If your parrot is already eating pellets on a regular basis then mixing dry mix in with pellets and some seeds will encourage your bird to forage, even if at first they are not actually digesting any of the newer more colourful ingredients in the bowl.
In the wild parrots spend 90% of their day foraging, and the importance of ensuring our captive parrots have the same foraging opportunities tends to be wildly underestimated. We need to be giving our birds far more opportunity to forage for food, as their wild cousins do, and so combining as many ingredients together and allowing them to choose their own diet is as close to nature as we can possibly get.

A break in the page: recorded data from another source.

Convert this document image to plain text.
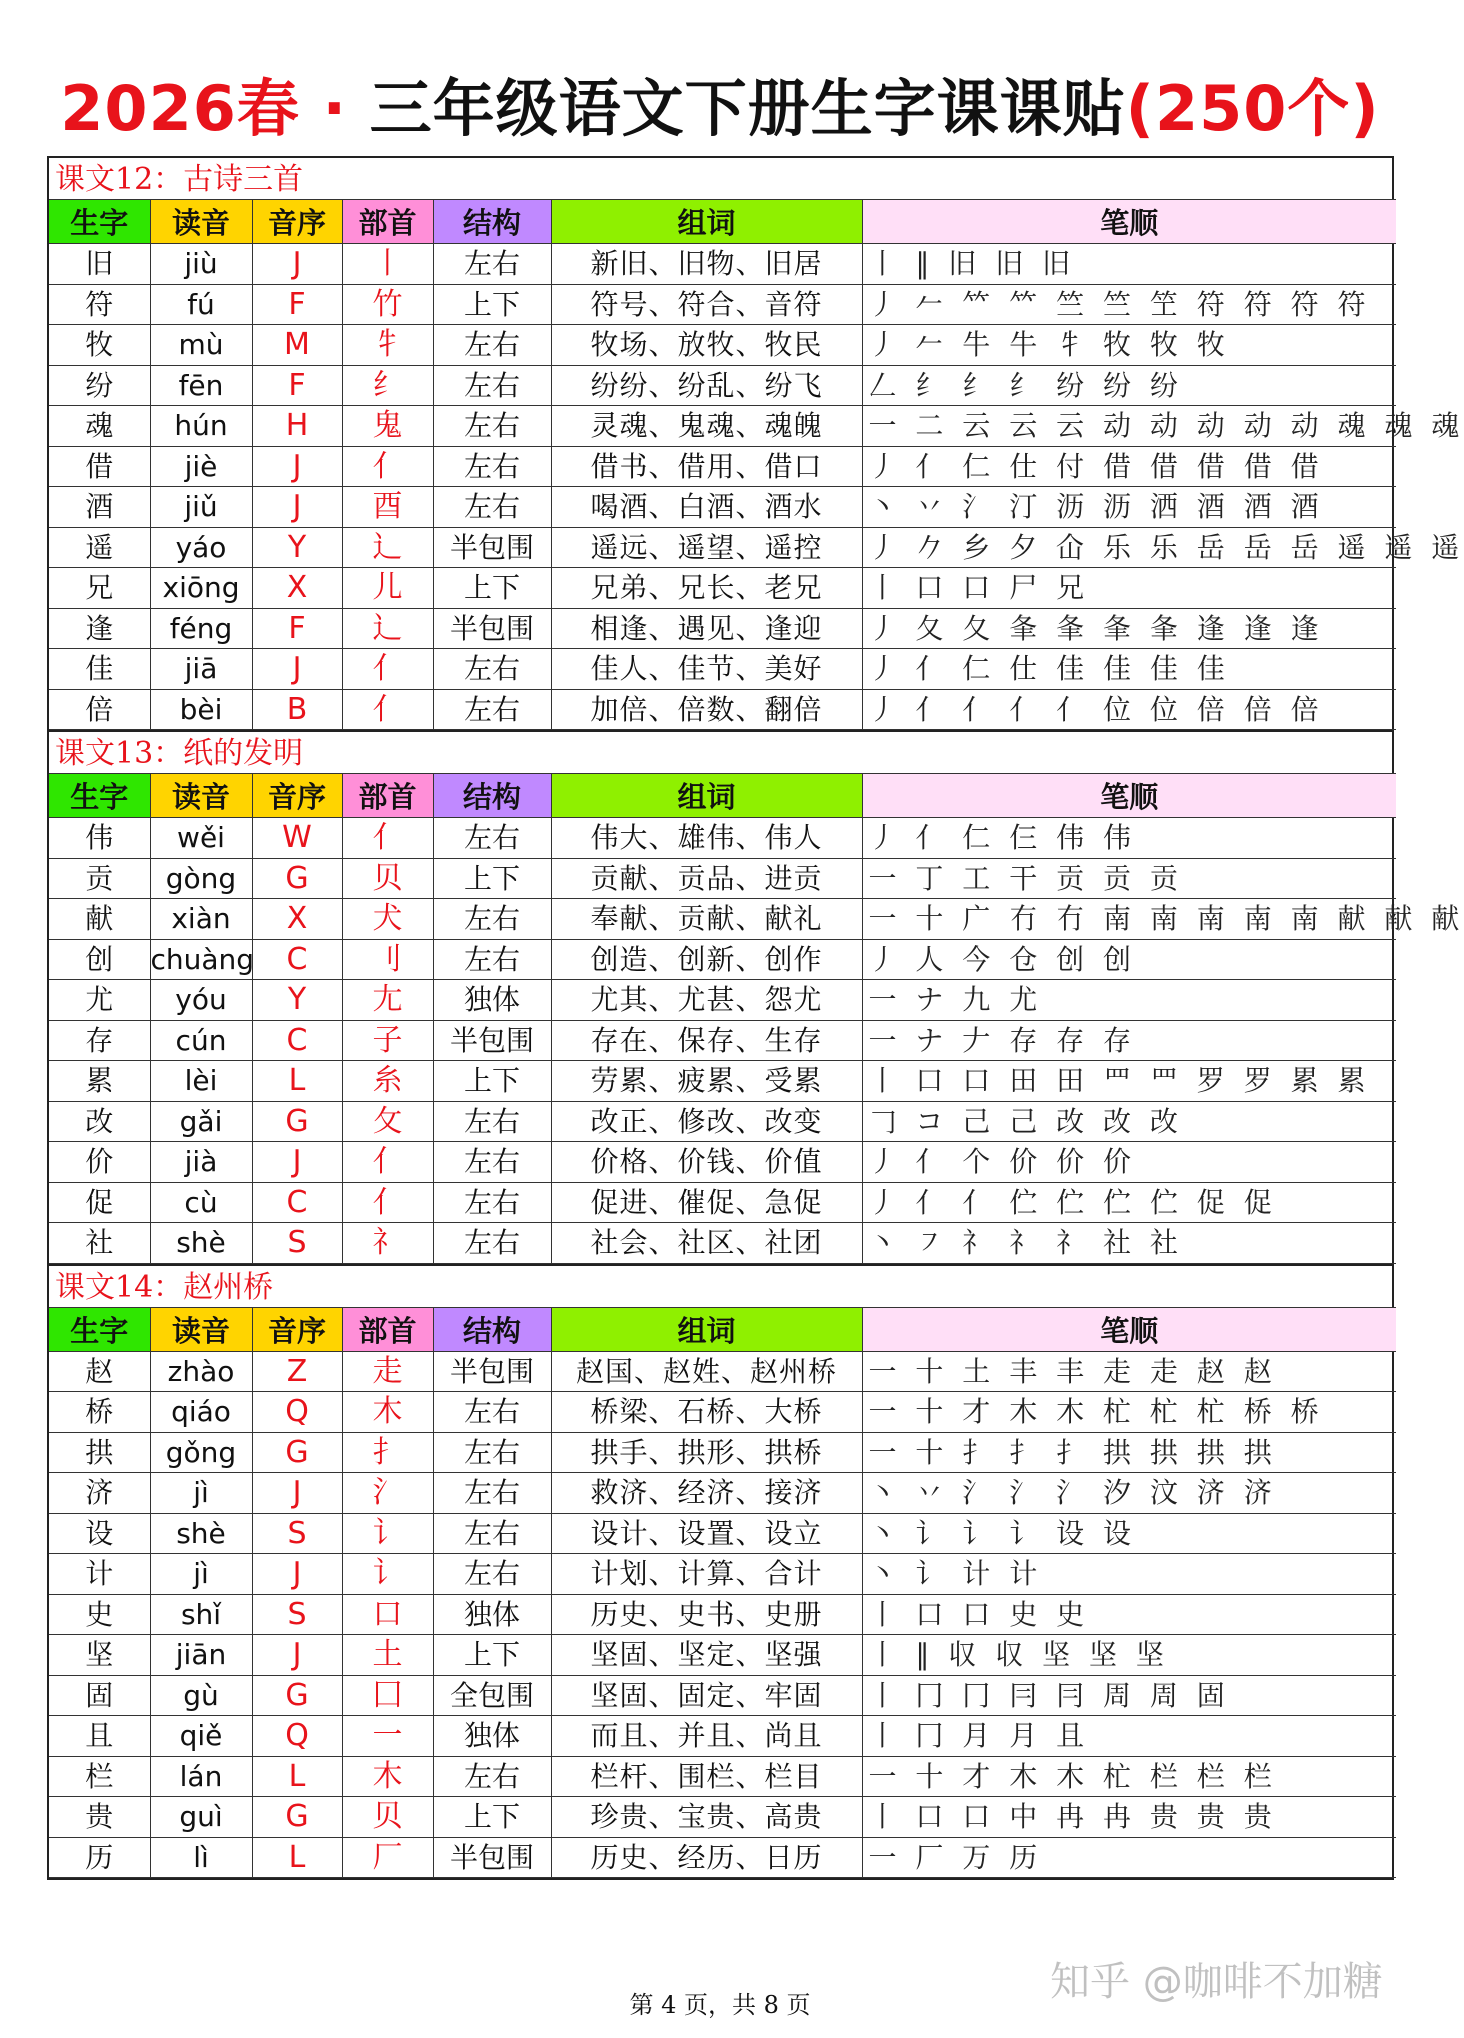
2026春 · 三年级语文下册生字课课贴(250个)
课文12：古诗三首
生字	读音	音序	部首	结构	组词	笔顺
旧	jiù	J	丨	左右	新旧、旧物、旧居	丨 ‖ 旧 旧 旧
符	fú	F	竹	上下	符号、符合、音符	丿 𠂉 𥫗 𥫗 竺 竺 笁 符 符 符 符
牧	mù	M	牜	左右	牧场、放牧、牧民	丿 𠂉 牛 牛 牜 牧 牧 牧
纷	fēn	F	纟	左右	纷纷、纷乱、纷飞	𠃋 纟 纟 纟 纷 纷 纷
魂	hún	H	鬼	左右	灵魂、鬼魂、魂魄	一 二 云 云 云 动 动 动 动 动 魂 魂 魂
借	jiè	J	亻	左右	借书、借用、借口	丿 亻 仁 仕 付 借 借 借 借 借
酒	jiǔ	J	酉	左右	喝酒、白酒、酒水	丶 丷 氵 汀 沥 沥 洒 酒 酒 酒
遥	yáo	Y	辶	半包围	遥远、遥望、遥控	丿 𠂊 乡 夕 仚 乐 乐 岳 岳 岳 遥 遥 遥
兄	xiōng	X	儿	上下	兄弟、兄长、老兄	丨 口 口 尸 兄
逢	féng	F	辶	半包围	相逢、遇见、逢迎	丿 夂 夂 夆 夆 夆 夆 逢 逢 逢
佳	jiā	J	亻	左右	佳人、佳节、美好	丿 亻 仁 仕 佳 佳 佳 佳
倍	bèi	B	亻	左右	加倍、倍数、翻倍	丿 亻 亻 亻 亻 位 位 倍 倍 倍
课文13：纸的发明
生字	读音	音序	部首	结构	组词	笔顺
伟	wěi	W	亻	左右	伟大、雄伟、伟人	丿 亻 仁 仨 伟 伟
贡	gòng	G	贝	上下	贡献、贡品、进贡	一 丁 工 干 贡 贡 贡
献	xiàn	X	犬	左右	奉献、贡献、献礼	一 十 广 冇 冇 南 南 南 南 南 献 献 献
创	chuàng	C	刂	左右	创造、创新、创作	丿 人 今 仓 创 创
尤	yóu	Y	尢	独体	尤其、尤甚、怨尤	一 ナ 九 尤
存	cún	C	子	半包围	存在、保存、生存	一 ナ 𠂇 存 存 存
累	lèi	L	糸	上下	劳累、疲累、受累	丨 口 口 田 田 罒 罒 罗 罗 累 累
改	gǎi	G	攵	左右	改正、修改、改变	𠃌 コ 己 己 改 改 改
价	jià	J	亻	左右	价格、价钱、价值	丿 亻 个 价 价 价
促	cù	C	亻	左右	促进、催促、急促	丿 亻 亻 伫 伫 伫 伫 促 促
社	shè	S	礻	左右	社会、社区、社团	丶 ㇇ 礻 礻 礻 社 社
课文14：赵州桥
生字	读音	音序	部首	结构	组词	笔顺
赵	zhào	Z	走	半包围	赵国、赵姓、赵州桥	一 十 土 丰 丰 走 走 赵 赵
桥	qiáo	Q	木	左右	桥梁、石桥、大桥	一 十 才 木 木 杧 杧 杧 桥 桥
拱	gǒng	G	扌	左右	拱手、拱形、拱桥	一 十 扌 扌 扌 拱 拱 拱 拱
济	jì	J	氵	左右	救济、经济、接济	丶 丷 氵 氵 氵 汐 汶 济 济
设	shè	S	讠	左右	设计、设置、设立	丶 讠 讠 讠 设 设
计	jì	J	讠	左右	计划、计算、合计	丶 讠 计 计
史	shǐ	S	口	独体	历史、史书、史册	丨 口 口 史 史
坚	jiān	J	土	上下	坚固、坚定、坚强	丨 ‖ 収 収 坚 坚 坚
固	gù	G	囗	全包围	坚固、固定、牢固	丨 冂 冂 冃 冃 周 周 固
且	qiě	Q	一	独体	而且、并且、尚且	丨 冂 月 月 且
栏	lán	L	木	左右	栏杆、围栏、栏目	一 十 才 木 木 杧 栏 栏 栏
贵	guì	G	贝	上下	珍贵、宝贵、高贵	丨 口 口 中 冉 冉 贵 贵 贵
历	lì	L	厂	半包围	历史、经历、日历	一 厂 万 历
第 4 页，共 8 页	知乎 @咖啡不加糖
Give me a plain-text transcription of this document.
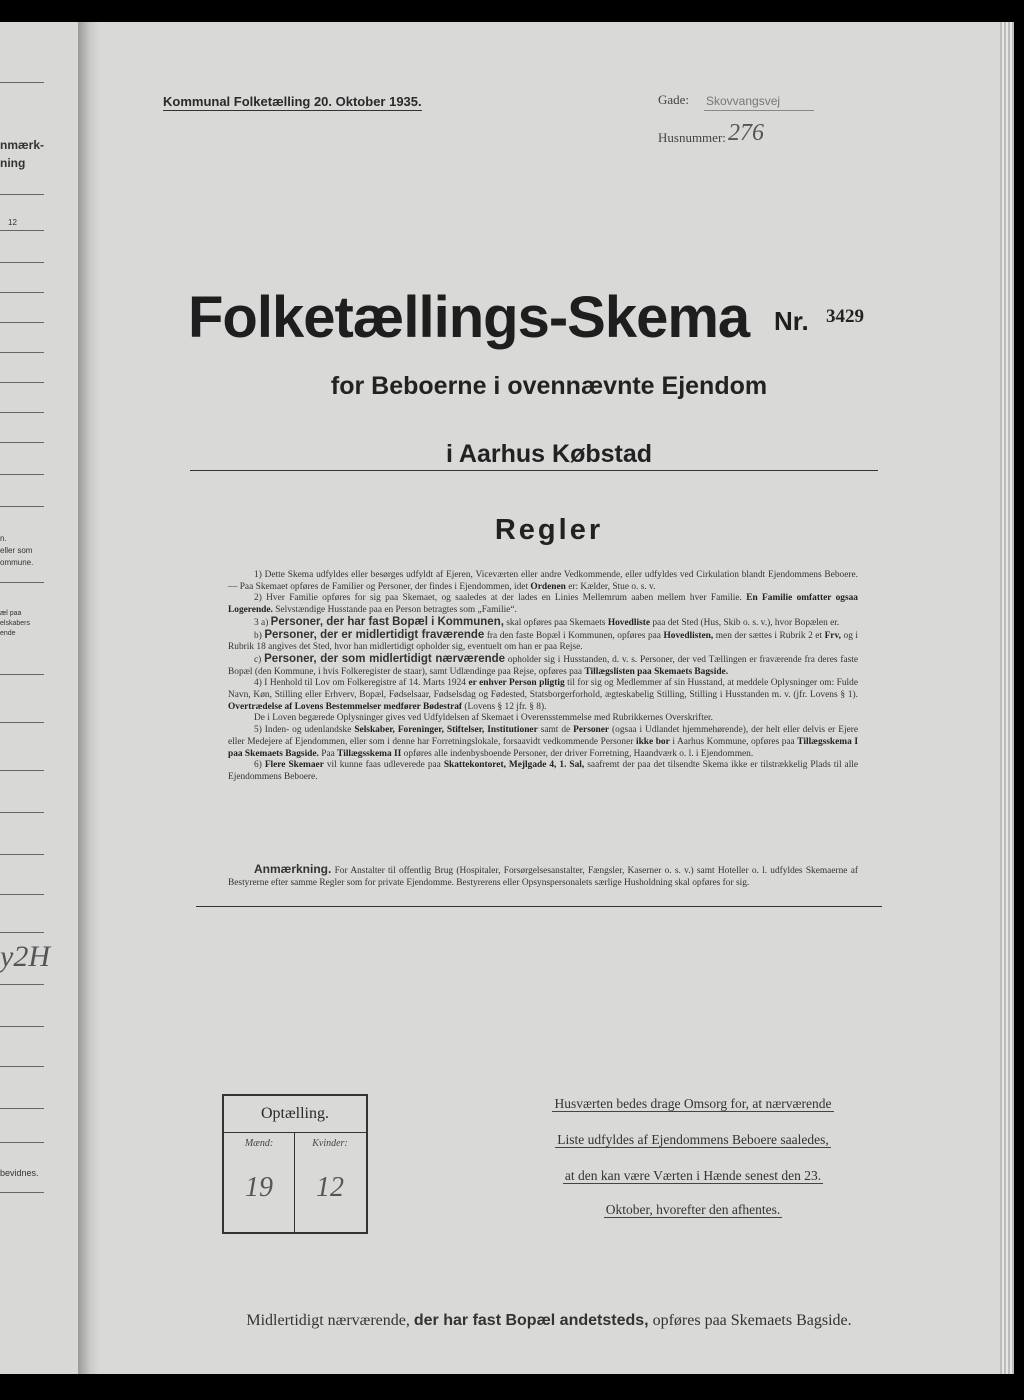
nmærk-
ning
12
n.
eller som
ommune.
æl paa
elskabers
ende
y2H
bevidnes.
Kommunal Folketælling 20. Oktober 1935.	Gade: Skovvangsvej
Husnummer: 276
Folketællings-Skema Nr. 3429
for Beboerne i ovennævnte Ejendom
i Aarhus Købstad
Regler

1) Dette Skema udfyldes eller besørges udfyldt af Ejeren, Viceværten eller andre Vedkommende, eller udfyldes ved Cirkulation blandt Ejendommens Beboere. — Paa Skemaet opføres de Familier og Personer, der findes i Ejendommen, idet Ordenen er: Kælder, Stue o. s. v.

2) Hver Familie opføres for sig paa Skemaet, og saaledes at der lades en Linies Mellemrum aaben mellem hver Familie. En Familie omfatter ogsaa Logerende. Selvstændige Husstande paa en Person betragtes som „Familie“.

3 a) Personer, der har fast Bopæl i Kommunen, skal opføres paa Skemaets Hovedliste paa det Sted (Hus, Skib o. s. v.), hvor Bopælen er.

b) Personer, der er midlertidigt fraværende fra den faste Bopæl i Kommunen, opføres paa Hovedlisten, men der sættes i Rubrik 2 et Frv, og i Rubrik 18 angives det Sted, hvor han midlertidigt opholder sig, eventuelt om han er paa Rejse.

c) Personer, der som midlertidigt nærværende opholder sig i Husstanden, d. v. s. Personer, der ved Tællingen er fraværende fra deres faste Bopæl (den Kommune, i hvis Folkeregister de staar), samt Udlændinge paa Rejse, opføres paa Tillægslisten paa Skemaets Bagside.

4) I Henhold til Lov om Folkeregistre af 14. Marts 1924 er enhver Person pligtig til for sig og Medlemmer af sin Husstand, at meddele Oplysninger om: Fulde Navn, Køn, Stilling eller Erhverv, Bopæl, Fødselsaar, Fødselsdag og Fødested, Statsborgerforhold, ægteskabelig Stilling, Stilling i Husstanden m. v. (jfr. Lovens § 1). Overtrædelse af Lovens Bestemmelser medfører Bødestraf (Lovens § 12 jfr. § 8).

De i Loven begærede Oplysninger gives ved Udfyldelsen af Skemaet i Overensstemmelse med Rubrikkernes Overskrifter.

5) Inden- og udenlandske Selskaber, Foreninger, Stiftelser, Institutioner samt de Personer (ogsaa i Udlandet hjemmehørende), der helt eller delvis er Ejere eller Medejere af Ejendommen, eller som i denne har Forretningslokale, forsaavidt vedkommende Personer ikke bor i Aarhus Kommune, opføres paa Tillægsskema I paa Skemaets Bagside. Paa Tillægsskema II opføres alle indenbysboende Personer, der driver Forretning, Haandværk o. l. i Ejendommen.

6) Flere Skemaer vil kunne faas udleverede paa Skattekontoret, Mejlgade 4, 1. Sal, saafremt der paa det tilsendte Skema ikke er tilstrækkelig Plads til alle Ejendommens Beboere.

Anmærkning. For Anstalter til offentlig Brug (Hospitaler, Forsørgelsesanstalter, Fængsler, Kaserner o. s. v.) samt Hoteller o. l. udfyldes Skemaerne af Bestyrerne efter samme Regler som for private Ejendomme. Bestyrerens eller Opsynspersonalets særlige Husholdning skal opføres for sig.

Optælling.
Mænd:	Kvinder:
19	12
Husværten bedes drage Omsorg for, at nærværende
Liste udfyldes af Ejendommens Beboere saaledes,
at den kan være Værten i Hænde senest den 23.
Oktober, hvorefter den afhentes.
Midlertidigt nærværende, der har fast Bopæl andetsteds, opføres paa Skemaets Bagside.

Stop feeding all the unhealthy food!
If your parrot is still not trying the healthy food and Dry Mix, then consider carefully what they are eating throughout the day. Are you giving them a big bowl of seeds to make up for the lack of healthy food they're consuming? Have you mixed in too many seeds into the Dry Mix? Did you offer a pizza crust earlier in the day, and let your parrot nibble on your burger bun?
If your parrot has access to a larger proportion of unhealthy food for the majority of the day you will never succeed with getting your parrot to eat a healthy diet. They will stubbornly wait out until they get something they like, because they know it is coming. Use will power and stop giving your parrot tidbits off of your plate, reduce their unhealthy store bought seed mix, take their nut intake down to only for training or good behaviour, leave them with the understanding that this is their new life, and they have to get used to it!
Feeding a parrot a healthy diet is about discipline for you and understanding of parrot behaviour and psychology, and once they start eating they will adapt and look forward to their healthy meals! But don't expect the bowl to be emptied at every single meal.
This brings me onto my last point, if your parrot isn't eating everything in the bowl, then that is OK! They know what they like, they know what their body needs, and they will consume what they know they need to consume. Over time this will change, and they will opt for different ingredients as their body's needs adapt. Offering a huge variety of foods is not so that we can force them to eat absolutely every one of those ingredients, its so that they have the choice and option to choose their own food intake based on their own needs and desires. A parrot that is allowed to make his own decisions in what he consumes is a happy and far more balance parrot behaviour wise.